В. Воеводин
"НА ОДНОЙ УЛИЦЕ С НЕМЦАМИ"
О себе они говорили так: "Живем на одной улице с немцами", и это была не совсем шутка. По прямой от них, то есть от Дома культуры имени Газа, до первой линии немецких траншей было километра четыре, по трамвайным путям вдоль улицы Стачек - чуть больше. В начале блокады здесь, а подвалах Дома, их оставалось около двадцати человек: библиотекари, уборщицы, две певицы из студии сольного пения (одна из них по совместительству дворник Дома, руководитель художественной самодеятельности и ее "душа" - баянист.
Кроме того, здесь еще проживали артиллеристы в количестве одного артдивизиона. Дивизион этот носил название Кировского и был сформирован из пожилых кировских рабочих, тех, что не ушли в армию по призыву. Через улицу на территории завода жили девушки из команд МПВО и немногочисленные рабочие, оставленные при мастерских. А дальше среди пустырей поднимались многоэтажные дома, стройки последних предвоенных лет, обезлюдевшие, когда фронт подошел к окраинам, и чуть дальше еще, примерно у ста семидесятых номеров, через улицу Стачек протянулся передний край нашей обороны. За ним - полоска "ничьей земли", и где-то возле ста девяностого номера - враг.
Как вce это происходило? В воскресный день библиотекарь Дома культуры Екатерина Михайловна Мануйлова поехала с сестрой и дочерью на Пулковские высоты. Женщины лежали на траве, на склоне холма, и видели город, охвативший с севера полгоризонта, и сверкание его шпилей, и дымы больших кораблей, уходивших в залив по Морскому каналу. Потом мимо пробежали мальчишки, на бегу они переговаривались о каких-то налетах на аэродромы и о том, что есть жертвы и разрушения. Мануйлова окликнула их. Мальчишки ей сказали, что началась война.
Когда она через час подходила к Дому культуры, там уже во всех гостиных, студиях и танцевальных залах работали призывные комиссии. Сад перед домом был полон женщин. Мануйлова прошла к себе в библиотеку. Надо было наладить выдачу книг и газет призывникам, а потом надо же было что-то сделать с женщинами, которые стояли в саду, - с женами и матерями тех, кто уже получил назначение в части.
Большой кинозал Дома был заперт. Его открыли. Зал этот стал залом прощания.
Смерклось. Дом, который еще вчера светил в сад всеми своими огнями и, как обычно по субботам, гремел бальной музыкой, стоял темный и притихший. Около полуночи уличные репродукторы прокричали сводку первого дня войны.

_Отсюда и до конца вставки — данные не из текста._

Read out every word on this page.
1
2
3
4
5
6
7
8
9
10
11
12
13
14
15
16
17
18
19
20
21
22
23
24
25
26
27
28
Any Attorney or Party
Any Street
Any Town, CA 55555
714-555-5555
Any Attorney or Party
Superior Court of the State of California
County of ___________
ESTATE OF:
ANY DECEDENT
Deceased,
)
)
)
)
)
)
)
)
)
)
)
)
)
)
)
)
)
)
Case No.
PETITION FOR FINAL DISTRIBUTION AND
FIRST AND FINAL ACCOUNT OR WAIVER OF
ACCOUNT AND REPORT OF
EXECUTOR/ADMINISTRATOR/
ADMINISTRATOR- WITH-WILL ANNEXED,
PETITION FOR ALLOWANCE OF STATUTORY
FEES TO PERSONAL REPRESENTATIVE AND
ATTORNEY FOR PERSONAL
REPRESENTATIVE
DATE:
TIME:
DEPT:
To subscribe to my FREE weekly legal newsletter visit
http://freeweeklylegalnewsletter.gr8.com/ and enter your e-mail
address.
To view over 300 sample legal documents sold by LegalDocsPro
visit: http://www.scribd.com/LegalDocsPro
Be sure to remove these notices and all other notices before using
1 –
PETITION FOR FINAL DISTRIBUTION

Каждый день в кинозале смотрели в глаза уходящим и плакали женщины. Сводки уже называли Псков, Остров, Порхов. Толпы эвакуируемых ребят наполнили Дом. Плачущих было немного, ребята, возбужденные предстоящим путешествием, располагались на лестницах Дома шумно и суматошливо. И нельзя было не улыбнуться или не затосковать, глядя, как грузят в автобусы эти резервы буйной, попирающей горечь разлуки, молодой жизни.
Потом пришли и схлынули беженцы из предместий, молчаливые люди, с которыми тяжело было встречаться взглядами. Глаза у них были сухие и темные, уже насмотревшиеся на пожарища, на трупы по обочинам дорог, на боль и сиротство.

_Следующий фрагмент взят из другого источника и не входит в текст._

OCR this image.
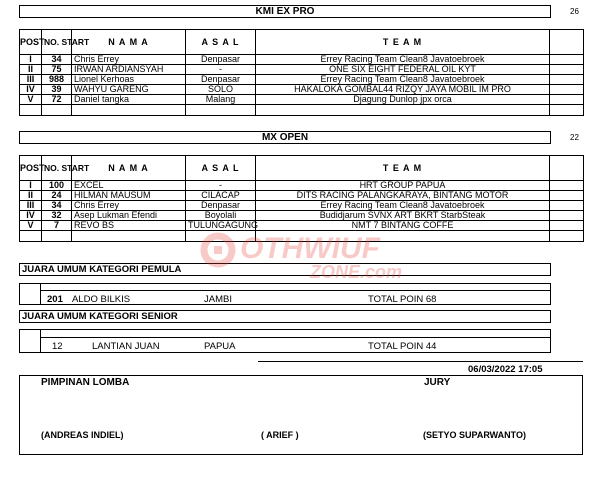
KMI EX PRO	26
POST	NO. START	N A M A	A S A L	T E A M	
I	34	Chris Errey	Denpasar	Errey Racing Team Clean8 Javatoebroek	
II	75	IRWAN ARDIANSYAH	-	ONE SIX EIGHT FEDERAL OIL KYT	
III	988	Lionel Kerhoas	Denpasar	Errey Racing Team Clean8 Javatoebroek	
IV	39	WAHYU GARENG	SOLO	HAKALOKA GOMBAL44 RIZQY JAYA MOBIL IM PRO	
V	72	Daniel tangka	Malang	Djagung Dunlop jpx orca	

MX OPEN	22
POST	NO. START	N A M A	A S A L	T E A M	
I	100	EXCEL	-	HRT GROUP PAPUA	
II	24	HILMAN MAUSUM	CILACAP	DITS RACING PALANGKARAYA, BINTANG MOTOR	
III	34	Chris Errey	Denpasar	Errey Racing Team Clean8 Javatoebroek	
IV	32	Asep Lukman Efendi	Boyolali	Budidjarum SVNX ART BKRT StarbSteak	
V	7	REVO BS	TULUNGAGUNG	NMT 7 BINTANG COFFE	

JUARA UMUM KATEGORI PEMULA
201 ALDO BILKIS	JAMBI	TOTAL POIN 68
JUARA UMUM KATEGORI SENIOR
12	LANTIAN JUAN	PAPUA	TOTAL POIN 44
06/03/2022 17:05
PIMPINAN LOMBA	JURY
(ANDREAS INDIEL)	( ARIEF )	(SETYO SUPARWANTO)
OTHWIUF
ZONE.com
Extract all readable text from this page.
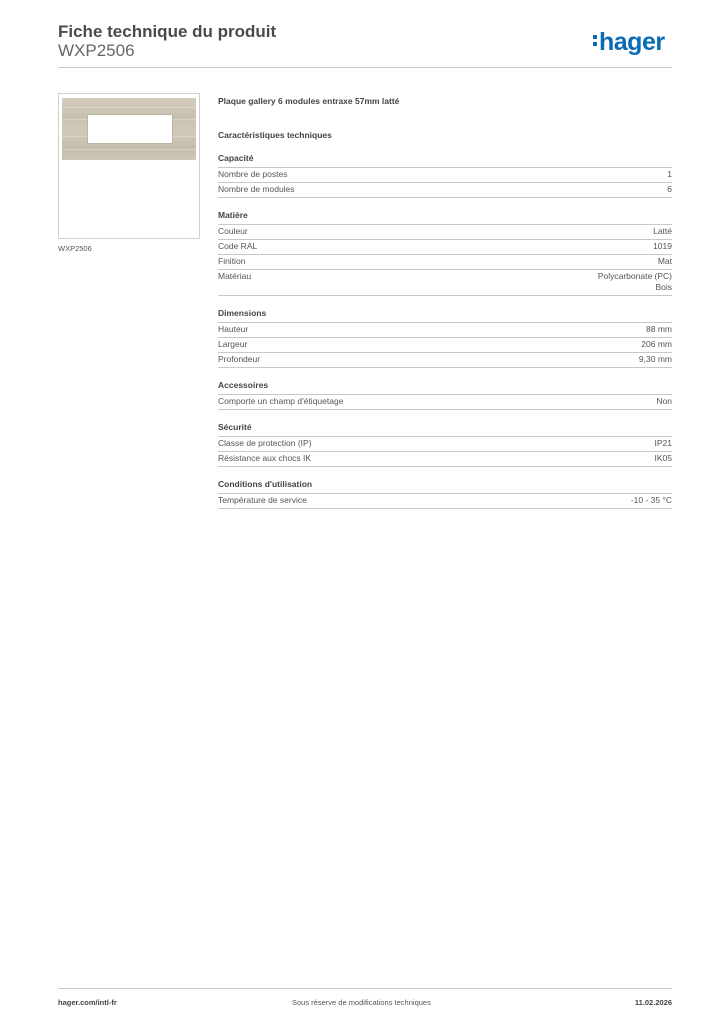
Fiche technique du produit
WXP2506	hager
WXP2506
Plaque gallery 6 modules entraxe 57mm latté
Caractéristiques techniques
Capacité
Nombre de postes	1
Nombre de modules	6
Matière
Couleur	Latté
Code RAL	1019
Finition	Mat
Matériau	Polycarbonate (PC)
Bois
Dimensions
Hauteur	88 mm
Largeur	206 mm
Profondeur	9,30 mm
Accessoires
Comporte un champ d'étiquetage	Non
Sécurité
Classe de protection (IP)	IP21
Résistance aux chocs IK	IK05
Conditions d'utilisation
Température de service	-10 - 35 °C
hager.com/intl-fr	Sous réserve de modifications techniques	11.02.2026
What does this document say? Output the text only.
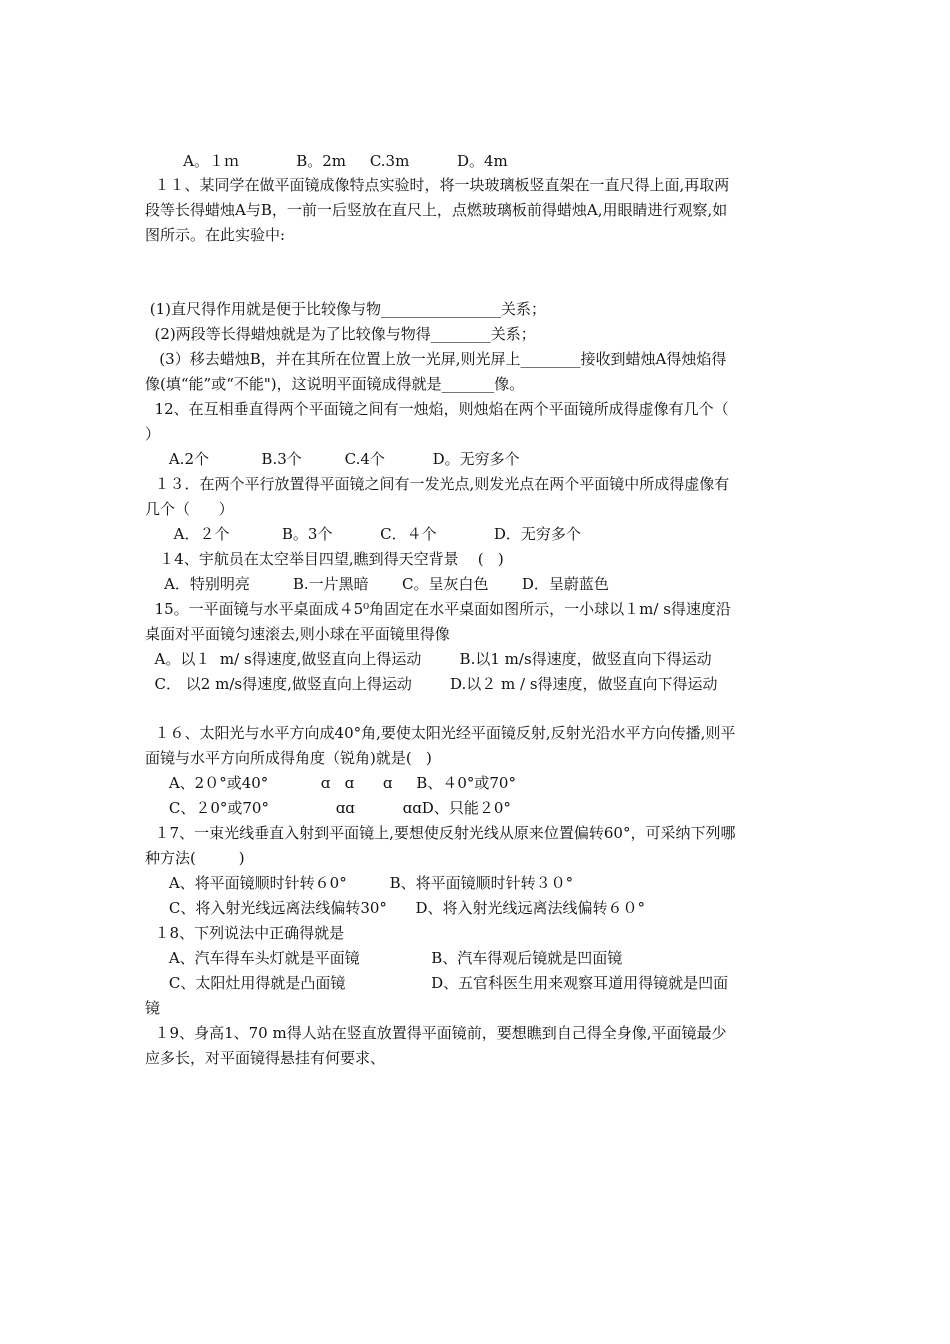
A。１ｍ            B。2m     C.3m          D。4m
１１、某同学在做平面镜成像特点实验时，将一块玻璃板竖直架在一直尺得上面,再取两
段等长得蜡烛A与B，一前一后竖放在直尺上，点燃玻璃板前得蜡烛A,用眼睛进行观察,如
图所示。在此实验中:
(1)直尺得作用就是便于比较像与物________________关系；
(2)两段等长得蜡烛就是为了比较像与物得________关系；
(3）移去蜡烛B，并在其所在位置上放一光屏,则光屏上________接收到蜡烛A得烛焰得
像(填“能”或“不能")，这说明平面镜成得就是_______像。
12、在互相垂直得两个平面镜之间有一烛焰，则烛焰在两个平面镜所成得虚像有几个（
）
A.2个           B.3个         C.4个          D。无穷多个
１３．在两个平行放置得平面镜之间有一发光点,则发光点在两个平面镜中所成得虚像有
几个（      ）
A．２个           B。3个          C．４个            D．无穷多个
１4、宇航员在太空举目四望,瞧到得天空背景    (   )
A．特别明亮         B.一片黑暗       C。呈灰白色       D．呈蔚蓝色
15。一平面镜与水平桌面成４5⁰角固定在水平桌面如图所示，一小球以１m/ s得速度沿
桌面对平面镜匀速滚去,则小球在平面镜里得像
A。以１  m/ s得速度,做竖直向上得运动        B.以1 m/s得速度，做竖直向下得运动
C． 以2 m/s得速度,做竖直向上得运动        D.以２ m / s得速度，做竖直向下得运动
１６、太阳光与水平方向成40°角,要使太阳光经平面镜反射,反射光沿水平方向传播,则平
面镜与水平方向所成得角度（锐角)就是(   )
A、2０°或40°           ɑ   ɑ      ɑ     B、４0°或70°
C、２0°或70°              ɑɑ          ɑɑD、只能２0°
１7、一束光线垂直入射到平面镜上,要想使反射光线从原来位置偏转60°，可采纳下列哪
种方法(         )
A、将平面镜顺时针转６0°         B、将平面镜顺时针转３０°
C、将入射光线远离法线偏转30°      D、将入射光线远离法线偏转６０°
１8、下列说法中正确得就是
A、汽车得车头灯就是平面镜               B、汽车得观后镜就是凹面镜
C、太阳灶用得就是凸面镜                  D、五官科医生用来观察耳道用得镜就是凹面
镜
１9、身高1、70 m得人站在竖直放置得平面镜前，要想瞧到自己得全身像,平面镜最少
应多长，对平面镜得悬挂有何要求、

А потом понесли на грузовики мягкую мебель и кадки с декоративными растениями. Мебель и цветы роздали госпиталям.
Первые две бомбы упали - одна возле крыльца, другая - позади Дома. Библиотекари, дворничиха-певица, руководитель самодеятельности и баянист спросили у командира какой-то части, остановившейся у них на ночлег: люди они не военные и толком не понимают, когда же им уходить? Жильцы из соседних домов уже перекочевали в. центр города. Командир ответил: "А вот когда услышите пулеметную стрельбу, тогда значит пора, тогда вам в самый раз сниматься с места". И не понять было, шутит ли он или говорит всерьез.
Через несколько дней стрельба поднялась отчаянная. Немцы захватили неподалеку завод пишущих машинок и лезли дальше напролом. В Доме Газа заколотили рамы, вырванные взрывной волной, и оборудовали в подвале печурки-времянки. Как известно, печи, даже временные, не ставят перед уходом, а пулеметы стреляли во-всю.

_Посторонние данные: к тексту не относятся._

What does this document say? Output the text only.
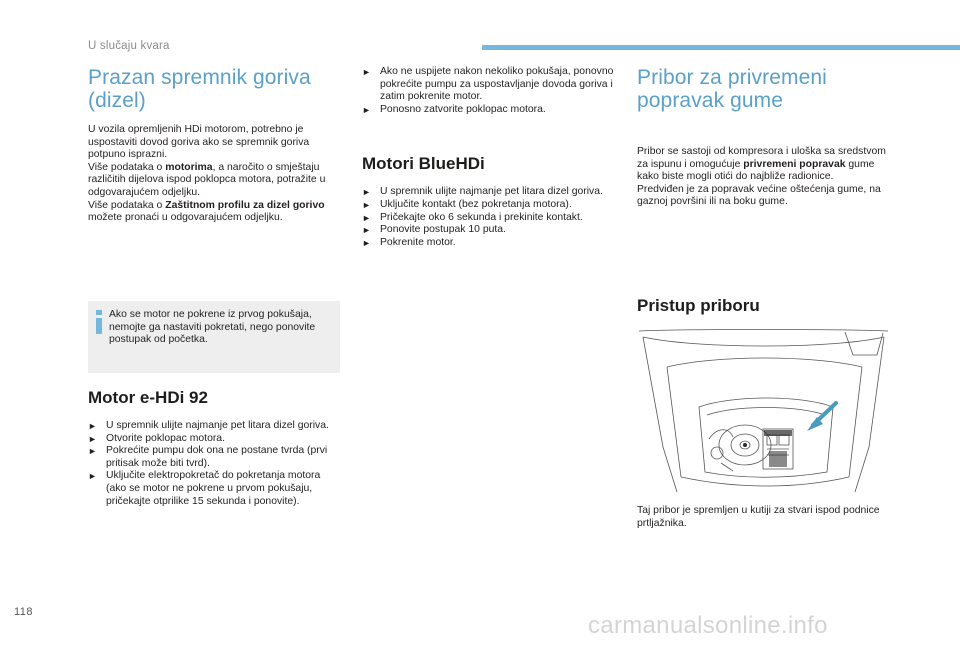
U slučaju kvara
Prazan spremnik goriva
(dizel)

U vozila opremljenih HDi motorom, potrebno je uspostaviti dovod goriva ako se spremnik goriva potpuno isprazni.
Više podataka o motorima, a naročito o smještaju različitih dijelova ispod poklopca motora, potražite u odgovarajućem odjeljku.
Više podataka o Zaštitnom profilu za dizel gorivo možete pronaći u odgovarajućem odjeljku.

Ako se motor ne pokrene iz prvog pokušaja, nemojte ga nastaviti pokretati, nego ponovite postupak od početka.

Motor e-HDi 92
► U spremnik ulijte najmanje pet litara dizel goriva.
► Otvorite poklopac motora.
► Pokrećite pumpu dok ona ne postane tvrda (prvi pritisak može biti tvrd).
► Uključite elektropokretač do pokretanja motora (ako se motor ne pokrene u prvom pokušaju, pričekajte otprilike 15 sekunda i ponovite).
► Ako ne uspijete nakon nekoliko pokušaja, ponovno pokrećite pumpu za uspostavljanje dovoda goriva i zatim pokrenite motor.
► Ponosno zatvorite poklopac motora.
Motori BlueHDi
► U spremnik ulijte najmanje pet litara dizel goriva.
► Uključite kontakt (bez pokretanja motora).
► Pričekajte oko 6 sekunda i prekinite kontakt.
► Ponovite postupak 10 puta.
► Pokrenite motor.
Pribor za privremeni
popravak gume

Pribor se sastoji od kompresora i uloška sa sredstvom za ispunu i omogućuje privremeni popravak gume kako biste mogli otići do najbliže radionice.
Predviđen je za popravak većine oštećenja gume, na gaznoj površini ili na boku gume.

Pristup priboru

Taj pribor je spremljen u kutiji za stvari ispod podnice prtljažnika.

118	carmanualsonline.info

Когда били батареи, укрытые в переулках, при каждой вопышке выстрела Дом возникал над пустырями черной глыбой .и снова проваливался в темноту. Давно погасло электричество. Дом культуры! Теперь это был просто дом, промерзший насквозь и покинутый своими хозяевами до лучших дней. По крайней мере так казалось со стороны, да и о каком Доме культуры в четырех километрах от фронта, "на одной улице с немцами", могла идти речь? Был голод. Трупы, подобранные на заметенной снегом мостовой (а иногда и у себя в подвале), сносили в радиоузел, теперь - покойницкую.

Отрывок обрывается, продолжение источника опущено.